His kiss is rough against the skin of her cheek. "'Kay. Stay. I'm good."
She follows his departure with her eyes, but The Keep is calling her back. Ghost story and mystery, the little drowned girl in a tidal pool, the broken man narrating a life she's not sure is even real.
She vaguely registers Castle rifling through the bag from the drug store, but she's already back in the book.
When she's forced to, she wanders through the loft with the book in her hands, barely lifting her eyes to watch where she's going, heading for another cup of coffee, or heading for the thermostat to notch up the heat, or heading for an apple so she won't have to stop and eat dinner. Just read.
Her husband is a second presence haunting the loft. Alexis is there at some point, asks what she's reading, Martha makes a comment, they disappear from her radar. Castle stays peripheral when he's never peripheral - outlier and entity, a contrail in the sky of her horizon when usually he's the golden sun.
He followed Mick through the doorway into a shady passage paved with cobblestones. Inside the castle walls it was almost dark. Danny felt the beginning of fear, that ice in his chest. He touched the knife through his coat. He was sweating. Danny looked at Mick's cashed-out face and felt an ache. All that struggle, all that failure.

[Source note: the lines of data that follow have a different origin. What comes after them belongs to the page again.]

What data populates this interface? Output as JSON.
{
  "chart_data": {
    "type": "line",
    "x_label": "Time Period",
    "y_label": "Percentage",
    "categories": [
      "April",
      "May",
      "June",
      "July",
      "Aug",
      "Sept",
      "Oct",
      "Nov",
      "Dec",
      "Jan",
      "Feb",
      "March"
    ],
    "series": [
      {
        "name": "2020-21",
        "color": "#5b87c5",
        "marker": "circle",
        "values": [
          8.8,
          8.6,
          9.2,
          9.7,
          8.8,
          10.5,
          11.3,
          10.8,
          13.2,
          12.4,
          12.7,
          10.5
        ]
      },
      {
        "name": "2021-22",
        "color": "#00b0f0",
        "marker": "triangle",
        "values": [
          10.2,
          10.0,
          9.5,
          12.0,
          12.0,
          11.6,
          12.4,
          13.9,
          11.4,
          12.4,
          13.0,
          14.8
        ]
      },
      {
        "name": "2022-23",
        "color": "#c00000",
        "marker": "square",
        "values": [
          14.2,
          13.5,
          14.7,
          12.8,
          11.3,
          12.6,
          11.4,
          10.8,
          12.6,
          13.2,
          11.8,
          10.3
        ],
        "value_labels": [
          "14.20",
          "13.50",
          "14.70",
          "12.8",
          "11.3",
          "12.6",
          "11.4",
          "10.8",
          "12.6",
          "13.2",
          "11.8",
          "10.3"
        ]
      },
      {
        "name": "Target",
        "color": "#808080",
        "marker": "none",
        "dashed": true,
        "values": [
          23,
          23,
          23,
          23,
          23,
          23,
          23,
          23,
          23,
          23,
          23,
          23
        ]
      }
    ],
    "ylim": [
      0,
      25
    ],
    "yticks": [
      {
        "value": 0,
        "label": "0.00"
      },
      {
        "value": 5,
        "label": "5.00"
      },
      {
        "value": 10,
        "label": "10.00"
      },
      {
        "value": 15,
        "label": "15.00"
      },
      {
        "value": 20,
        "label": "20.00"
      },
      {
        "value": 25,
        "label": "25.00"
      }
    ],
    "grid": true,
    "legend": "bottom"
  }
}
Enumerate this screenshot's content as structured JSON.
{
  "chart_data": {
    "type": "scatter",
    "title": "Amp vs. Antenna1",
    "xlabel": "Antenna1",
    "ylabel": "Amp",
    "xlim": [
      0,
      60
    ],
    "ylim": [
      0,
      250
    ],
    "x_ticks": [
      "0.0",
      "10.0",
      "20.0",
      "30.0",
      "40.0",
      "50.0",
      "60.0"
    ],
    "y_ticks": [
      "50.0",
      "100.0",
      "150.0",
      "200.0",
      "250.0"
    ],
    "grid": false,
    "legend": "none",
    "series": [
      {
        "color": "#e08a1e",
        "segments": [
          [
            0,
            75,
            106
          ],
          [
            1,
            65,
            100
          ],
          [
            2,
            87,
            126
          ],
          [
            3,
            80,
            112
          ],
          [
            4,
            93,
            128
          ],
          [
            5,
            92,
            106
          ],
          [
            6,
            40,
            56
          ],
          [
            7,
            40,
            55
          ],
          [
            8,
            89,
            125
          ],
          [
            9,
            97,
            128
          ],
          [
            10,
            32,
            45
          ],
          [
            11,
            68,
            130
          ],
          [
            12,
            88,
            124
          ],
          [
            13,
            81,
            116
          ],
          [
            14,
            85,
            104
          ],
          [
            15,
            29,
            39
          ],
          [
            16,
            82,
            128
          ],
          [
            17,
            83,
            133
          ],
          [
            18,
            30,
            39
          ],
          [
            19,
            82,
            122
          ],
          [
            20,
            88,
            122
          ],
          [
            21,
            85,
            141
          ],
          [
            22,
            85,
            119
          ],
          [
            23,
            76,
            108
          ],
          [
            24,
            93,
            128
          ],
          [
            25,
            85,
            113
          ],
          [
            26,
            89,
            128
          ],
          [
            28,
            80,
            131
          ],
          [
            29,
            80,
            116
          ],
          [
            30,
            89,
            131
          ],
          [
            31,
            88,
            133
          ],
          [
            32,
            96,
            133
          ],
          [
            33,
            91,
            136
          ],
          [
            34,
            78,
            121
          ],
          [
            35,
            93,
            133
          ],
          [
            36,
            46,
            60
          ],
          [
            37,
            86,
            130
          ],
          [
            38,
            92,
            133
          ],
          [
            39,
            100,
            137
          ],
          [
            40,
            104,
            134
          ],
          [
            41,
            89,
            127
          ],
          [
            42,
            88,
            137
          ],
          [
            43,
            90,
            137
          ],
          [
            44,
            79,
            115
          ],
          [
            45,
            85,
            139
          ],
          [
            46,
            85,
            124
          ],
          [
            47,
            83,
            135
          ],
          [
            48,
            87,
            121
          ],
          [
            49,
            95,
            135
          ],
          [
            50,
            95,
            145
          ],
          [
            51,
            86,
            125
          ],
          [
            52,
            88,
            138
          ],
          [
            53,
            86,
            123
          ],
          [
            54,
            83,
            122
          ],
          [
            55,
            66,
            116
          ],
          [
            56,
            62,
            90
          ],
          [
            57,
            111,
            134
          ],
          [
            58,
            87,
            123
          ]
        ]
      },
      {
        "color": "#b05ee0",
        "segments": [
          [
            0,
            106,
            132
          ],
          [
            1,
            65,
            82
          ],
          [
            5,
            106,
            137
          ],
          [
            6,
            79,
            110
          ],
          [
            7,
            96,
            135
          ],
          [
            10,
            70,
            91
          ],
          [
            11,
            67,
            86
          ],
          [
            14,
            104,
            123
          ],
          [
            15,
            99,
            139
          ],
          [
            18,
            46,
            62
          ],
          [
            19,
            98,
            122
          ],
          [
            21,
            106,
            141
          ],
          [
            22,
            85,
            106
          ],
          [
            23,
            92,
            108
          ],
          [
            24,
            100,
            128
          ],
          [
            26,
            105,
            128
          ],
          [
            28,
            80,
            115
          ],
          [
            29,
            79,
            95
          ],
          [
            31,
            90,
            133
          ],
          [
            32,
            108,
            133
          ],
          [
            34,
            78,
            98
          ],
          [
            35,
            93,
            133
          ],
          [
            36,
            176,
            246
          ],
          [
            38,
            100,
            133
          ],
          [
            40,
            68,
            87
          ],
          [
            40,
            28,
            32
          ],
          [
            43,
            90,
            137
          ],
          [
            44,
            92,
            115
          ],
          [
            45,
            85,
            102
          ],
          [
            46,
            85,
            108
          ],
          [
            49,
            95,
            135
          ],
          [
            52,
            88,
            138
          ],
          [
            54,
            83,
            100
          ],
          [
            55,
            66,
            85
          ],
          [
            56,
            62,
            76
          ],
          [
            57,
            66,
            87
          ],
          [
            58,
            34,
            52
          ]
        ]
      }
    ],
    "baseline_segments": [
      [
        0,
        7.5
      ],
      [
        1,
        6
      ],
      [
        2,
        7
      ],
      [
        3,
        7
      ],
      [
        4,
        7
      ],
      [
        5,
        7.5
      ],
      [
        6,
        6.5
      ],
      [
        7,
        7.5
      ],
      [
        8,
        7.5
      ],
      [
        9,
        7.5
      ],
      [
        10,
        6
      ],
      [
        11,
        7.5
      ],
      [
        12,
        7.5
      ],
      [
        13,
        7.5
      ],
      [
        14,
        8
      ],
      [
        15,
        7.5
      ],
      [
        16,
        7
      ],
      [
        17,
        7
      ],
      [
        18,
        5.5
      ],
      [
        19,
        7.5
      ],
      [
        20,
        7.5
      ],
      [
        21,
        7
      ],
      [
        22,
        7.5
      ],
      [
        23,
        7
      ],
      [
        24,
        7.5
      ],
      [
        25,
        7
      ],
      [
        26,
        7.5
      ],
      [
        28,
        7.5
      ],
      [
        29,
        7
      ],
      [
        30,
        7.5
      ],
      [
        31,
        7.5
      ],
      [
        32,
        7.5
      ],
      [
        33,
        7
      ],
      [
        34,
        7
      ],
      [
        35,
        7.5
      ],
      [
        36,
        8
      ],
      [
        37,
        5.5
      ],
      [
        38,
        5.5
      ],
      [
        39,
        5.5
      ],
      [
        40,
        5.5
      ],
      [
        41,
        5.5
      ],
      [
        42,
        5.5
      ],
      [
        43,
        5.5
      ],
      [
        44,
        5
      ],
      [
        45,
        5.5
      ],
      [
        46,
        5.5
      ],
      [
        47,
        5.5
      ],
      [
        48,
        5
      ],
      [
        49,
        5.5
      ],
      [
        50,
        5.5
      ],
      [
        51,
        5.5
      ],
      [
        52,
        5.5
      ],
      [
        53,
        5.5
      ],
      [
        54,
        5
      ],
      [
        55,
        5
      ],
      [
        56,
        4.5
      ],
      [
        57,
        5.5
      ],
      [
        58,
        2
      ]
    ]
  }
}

She pulls her knees up in bed, coffee mug against her chest, turns the page, soaking in the story.
At some point, she senses Castle doing something, being - other, but she doesn't pull out enough to know what. Her awareness surfaces every now and again to notice odd details, but her consciousness doesn't put them together: the door closing, Castle coming through to the bathroom, a woman's voice, the television coming on, water running.
Late, too late, no light left in the sky, she lifts her head and realizes her eyes are straining, the bedroom is basically dark, and the bed is heavy and close with body heat.
Castle is asleep beside her.
She folds the book closed around one finger to mark her place, and she lays her hand to the back of his head. He's turned away from her, shoulder hunched in, and he's radiating heat. She skims her fingers to his forehead, pushing back his bangs, and he seems to rouse.
"Rick?"
"Feels good," he sighs.
She trails her fingers over the bone structure of his face, eye socket and cheek, the prominent chin and jaw. "You take anything?"
"Yeah."
"You need anything?"
"No."
"Okay," she whispers.
The day gives up and the room sinks into darkness. She leans over and turns on the bedside lamp, the golden glow spilling around her, but he's still in shadow.
She returns her hand to the top of his head. "If the light bothers you-"
"No," he husks. "It's fine, fine."
"Just let me know," she finishes. She combs her fingers through his hair a moment more, watching him, and he slowly works his shoulders back until he's pressed against her side, spine to her thigh.
She uses one hand to turn the pages, leaves the other to pet her husband, smooth and continuous, the heel of her hand resting behind his ear, fingers over his eyebrow.
Danny felt the battle in Ann: how much she wanted to please Howard to make up for the stuff with Mick and keep this castle adventure a fun thing for everyone, but also how she knew it was a shitty, stupid idea to go in the tunnels and didn't want to go or let her kid go. But if she stood in the way, Howard would go ahead and have the adventure without her. And she'd be the one who stayed behind.
Sometime during the darkest part of the night, when she's glanced at the clock twenty times and promised herself this is the last page but it never really is, Castle turns in his sleep and curls his arm around her thigh, his face against her hip.
He doesn't wake, but she lifts her hands, waits until he settles, and then she goes back to reading, the book propped on his back, her fingers at his shoulder.
Stroking his ear.
Ann took Howard's hand. It was incredible - like she'd forgiven him for getting them into this thing, when they weren't even out yet.
Castle sleeps; she reads until the last chapter is done.